Better mental health boosts staff output

By Nicholas Robinson contact

- Last updated on GMT

To get the most out of your employees, make sure they feel happy at work
To get the most out of your employees, make sure they feel happy at work

Related tags: Psychology

Manufacturers can raise output and the success of their businesses by investing in employees' mental wellbeing, a cognitive neuroscientist has claimed

The success of a business depended on employees’ mental health, Dr Lynda Shaw told Fresh Banter, a food industry group for senior decision makers, last month. “When we’re having a pleasurable time, we feel safe and feeling safe makes you more productive and creative,”​ Shaw said.

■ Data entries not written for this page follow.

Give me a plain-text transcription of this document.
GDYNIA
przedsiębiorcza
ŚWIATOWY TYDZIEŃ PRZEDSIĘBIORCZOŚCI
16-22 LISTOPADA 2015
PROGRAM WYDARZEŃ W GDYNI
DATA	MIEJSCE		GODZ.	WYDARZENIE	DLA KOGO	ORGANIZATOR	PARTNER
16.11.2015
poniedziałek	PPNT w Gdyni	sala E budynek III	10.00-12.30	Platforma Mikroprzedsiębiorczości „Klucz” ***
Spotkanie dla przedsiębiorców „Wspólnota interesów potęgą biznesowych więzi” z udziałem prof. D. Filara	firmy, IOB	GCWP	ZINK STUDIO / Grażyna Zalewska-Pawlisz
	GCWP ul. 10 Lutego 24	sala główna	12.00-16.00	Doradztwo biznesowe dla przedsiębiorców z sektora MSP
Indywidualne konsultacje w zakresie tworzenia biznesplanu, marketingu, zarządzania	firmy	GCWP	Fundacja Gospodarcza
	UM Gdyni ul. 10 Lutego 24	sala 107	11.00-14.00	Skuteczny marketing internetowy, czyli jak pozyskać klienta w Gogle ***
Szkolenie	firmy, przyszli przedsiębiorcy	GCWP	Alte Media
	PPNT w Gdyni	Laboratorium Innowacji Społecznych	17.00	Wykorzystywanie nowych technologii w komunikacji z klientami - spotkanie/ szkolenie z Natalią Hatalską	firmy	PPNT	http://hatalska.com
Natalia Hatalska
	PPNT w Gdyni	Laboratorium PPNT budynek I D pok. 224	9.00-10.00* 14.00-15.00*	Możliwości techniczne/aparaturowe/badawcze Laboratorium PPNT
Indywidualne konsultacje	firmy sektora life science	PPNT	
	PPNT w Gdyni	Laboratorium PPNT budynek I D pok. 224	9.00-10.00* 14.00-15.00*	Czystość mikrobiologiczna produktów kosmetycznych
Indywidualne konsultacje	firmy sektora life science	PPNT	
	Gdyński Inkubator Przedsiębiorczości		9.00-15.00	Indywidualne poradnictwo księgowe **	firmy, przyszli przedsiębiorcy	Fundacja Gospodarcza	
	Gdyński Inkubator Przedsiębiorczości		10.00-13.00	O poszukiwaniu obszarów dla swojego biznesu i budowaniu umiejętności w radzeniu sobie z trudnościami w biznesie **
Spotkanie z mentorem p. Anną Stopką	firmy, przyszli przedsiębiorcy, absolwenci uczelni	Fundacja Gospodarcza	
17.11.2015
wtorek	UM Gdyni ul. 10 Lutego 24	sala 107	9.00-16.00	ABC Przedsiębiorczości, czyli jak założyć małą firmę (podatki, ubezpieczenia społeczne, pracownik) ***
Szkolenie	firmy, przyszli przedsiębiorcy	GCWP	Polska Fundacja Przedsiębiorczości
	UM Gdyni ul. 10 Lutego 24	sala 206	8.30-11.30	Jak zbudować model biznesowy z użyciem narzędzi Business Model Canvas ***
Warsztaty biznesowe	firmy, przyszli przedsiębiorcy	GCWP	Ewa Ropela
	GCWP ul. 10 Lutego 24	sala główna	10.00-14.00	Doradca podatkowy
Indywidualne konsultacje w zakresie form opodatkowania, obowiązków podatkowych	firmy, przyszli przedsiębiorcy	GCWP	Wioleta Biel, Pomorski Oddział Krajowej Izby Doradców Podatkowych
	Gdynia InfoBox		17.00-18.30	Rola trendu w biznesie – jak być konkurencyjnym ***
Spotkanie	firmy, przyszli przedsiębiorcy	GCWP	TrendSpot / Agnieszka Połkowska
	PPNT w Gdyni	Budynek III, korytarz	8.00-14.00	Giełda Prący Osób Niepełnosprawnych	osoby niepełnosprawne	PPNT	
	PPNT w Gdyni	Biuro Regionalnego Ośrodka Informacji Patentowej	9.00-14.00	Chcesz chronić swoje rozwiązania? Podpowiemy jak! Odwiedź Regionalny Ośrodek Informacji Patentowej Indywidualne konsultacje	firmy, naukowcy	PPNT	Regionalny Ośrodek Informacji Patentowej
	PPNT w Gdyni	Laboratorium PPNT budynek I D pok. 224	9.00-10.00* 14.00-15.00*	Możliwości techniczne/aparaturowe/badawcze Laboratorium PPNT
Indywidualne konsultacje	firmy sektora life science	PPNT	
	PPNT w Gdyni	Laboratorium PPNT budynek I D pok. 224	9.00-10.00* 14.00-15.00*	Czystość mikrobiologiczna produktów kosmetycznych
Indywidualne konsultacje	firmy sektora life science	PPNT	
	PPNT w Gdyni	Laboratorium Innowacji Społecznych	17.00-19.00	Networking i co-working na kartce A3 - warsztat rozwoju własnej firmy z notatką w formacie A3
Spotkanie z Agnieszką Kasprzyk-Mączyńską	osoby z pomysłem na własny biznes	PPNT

More firms were now trying to ensure their employees felt good while at work, compared with in the past, because of the knock-on-effect it had, she added.

Boost morale

Big food and drink firms, such as Moy Park and Coca-Cola Enterprises, had recently invested millions of pounds in new staff facilities across their sites in a bid to boost morale.

When people felt unhappy, their brains produced cortisol, which affected their mood and productivity. High levels of cortisol could also cause memory loss and depression, Shaw claimed. “Cortisol regulates neural transmitters and when it’s up it lowers serotonin and dopamine, and that also affects our thinking and can cause depression,”​ she added.

Finding ways of helping workers produce the natural neuro gas nitric oxide in their brains could help regulate cortisol levels and boost serotonin and dopamine levels, Shaw said. “Nitric oxide is a wonderful chemical in the brain and permeates in the blood cells very quickly it’s our best friend and we can help produce it by encouraging things like exercise and healthy eating.”

Positive deeds

But, the best way of creating it was through pleasure, including good deeds, positive feedback, fun and achieving goals, she added.

Manufacturers could also use psychology to encourage consumers to buy their products, Shaw claimed. Businesses should avoid marketing products based on negatives, and should instead focus on their positive impact on people’s lives, she added.

“Consumers are more inclined to make a purchase if they know something is going to have a positive impact on their lives.”